In June, I announced the first Data-centric AI Competition. The deadline for submissions was in early September, and today I’m thrilled to announce the winners!
A total of 489 individuals and teams submitted 2,458 unique datasets. By improving the data alone — not the model architecture, which was fixed — many contestants were able to improve on the baseline performance of 64.4% by over 20%. The winners in the Best Performance category achieved between 86.034% and 86.405%. The winners in the Most Innovative category, as well as the honorable mentions, achieved high performance using novel approaches.
Congratulations to Divakar Roy, Team Innotescus, and Team Synaptic-AnN, who took the top three spots for Best Performance. Congratulations also to Mohammad Motamedi, Johnson Kuan, and Team GoDataDriven, winners of the Most Innovative category. Pierre-Louis Bescond and Team KAIST-AIPRLab earned honorable mentions. I couldn’t be more proud of you all.
You can learn more about their approaches here. I hope you’ll apply these ideas to your own work.

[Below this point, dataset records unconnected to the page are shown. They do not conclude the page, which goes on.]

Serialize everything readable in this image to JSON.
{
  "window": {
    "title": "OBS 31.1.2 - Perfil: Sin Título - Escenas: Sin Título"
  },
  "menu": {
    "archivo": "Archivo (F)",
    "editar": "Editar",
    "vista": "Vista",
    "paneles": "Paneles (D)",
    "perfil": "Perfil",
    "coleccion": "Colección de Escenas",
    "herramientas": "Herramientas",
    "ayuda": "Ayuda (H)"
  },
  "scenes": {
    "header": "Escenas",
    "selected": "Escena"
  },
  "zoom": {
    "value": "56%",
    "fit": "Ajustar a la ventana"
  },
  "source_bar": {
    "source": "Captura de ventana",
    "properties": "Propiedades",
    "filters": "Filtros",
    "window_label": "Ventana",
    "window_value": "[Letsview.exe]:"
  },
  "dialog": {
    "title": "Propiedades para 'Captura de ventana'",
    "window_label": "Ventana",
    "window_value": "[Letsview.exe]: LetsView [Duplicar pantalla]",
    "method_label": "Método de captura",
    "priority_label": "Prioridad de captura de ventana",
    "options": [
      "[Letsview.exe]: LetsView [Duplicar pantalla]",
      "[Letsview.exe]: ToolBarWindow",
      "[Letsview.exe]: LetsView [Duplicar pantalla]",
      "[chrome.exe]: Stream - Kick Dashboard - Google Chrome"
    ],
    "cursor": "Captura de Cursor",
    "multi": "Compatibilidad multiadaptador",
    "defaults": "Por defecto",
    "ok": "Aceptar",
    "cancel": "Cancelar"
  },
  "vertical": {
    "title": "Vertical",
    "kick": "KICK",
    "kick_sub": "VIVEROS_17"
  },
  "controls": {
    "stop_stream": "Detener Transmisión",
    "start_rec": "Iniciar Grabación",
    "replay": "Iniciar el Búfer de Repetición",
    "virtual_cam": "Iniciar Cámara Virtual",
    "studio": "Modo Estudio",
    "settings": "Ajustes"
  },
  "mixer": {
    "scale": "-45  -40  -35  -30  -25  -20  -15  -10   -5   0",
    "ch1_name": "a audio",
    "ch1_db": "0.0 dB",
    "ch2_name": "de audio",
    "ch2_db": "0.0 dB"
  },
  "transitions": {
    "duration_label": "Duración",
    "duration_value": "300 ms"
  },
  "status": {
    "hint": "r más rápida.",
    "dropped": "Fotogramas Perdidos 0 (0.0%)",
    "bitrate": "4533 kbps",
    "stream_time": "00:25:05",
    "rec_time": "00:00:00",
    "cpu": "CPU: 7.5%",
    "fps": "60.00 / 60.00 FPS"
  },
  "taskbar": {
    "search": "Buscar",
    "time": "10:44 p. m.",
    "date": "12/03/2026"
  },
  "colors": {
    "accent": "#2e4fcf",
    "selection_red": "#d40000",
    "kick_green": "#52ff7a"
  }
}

The winners joined me at a private roundtable event to discuss how to grow the data-centric AI movement. I was surprised to learn that almost all of them — some of whom have been involved in AI for a long time, and some of whom have little AI background — already have seen positive effects of data-centric techniques in their own work.
We chatted about the potential benefits of data-centric AI development to entrepreneurs and startups that may not have access to large datasets, and how it opens machine learning to non-engineers who, although they may not have the skills to build models, can make important contributions by gathering and refining data.
We also discussed how working with data is often wrongly viewed as the boring part of machine learning even though, in reality, it’s a critical aspect of any project. I was reminded that, 10 years ago, working with neural networks was viewed in a similar light — people were more interested in hand-engineering features and viewed neural networks as uninteresting. I’m optimistic that the AI community before long will take as much interest in systematically improving data as architecting models.
Thank you to all the participants for helping build a foundation for future data-centric AI benchmarks. I hope this competition spurs you to innovate further systematic approaches to improving data. And I hope you’ll compete again in future data-centric AI challenges!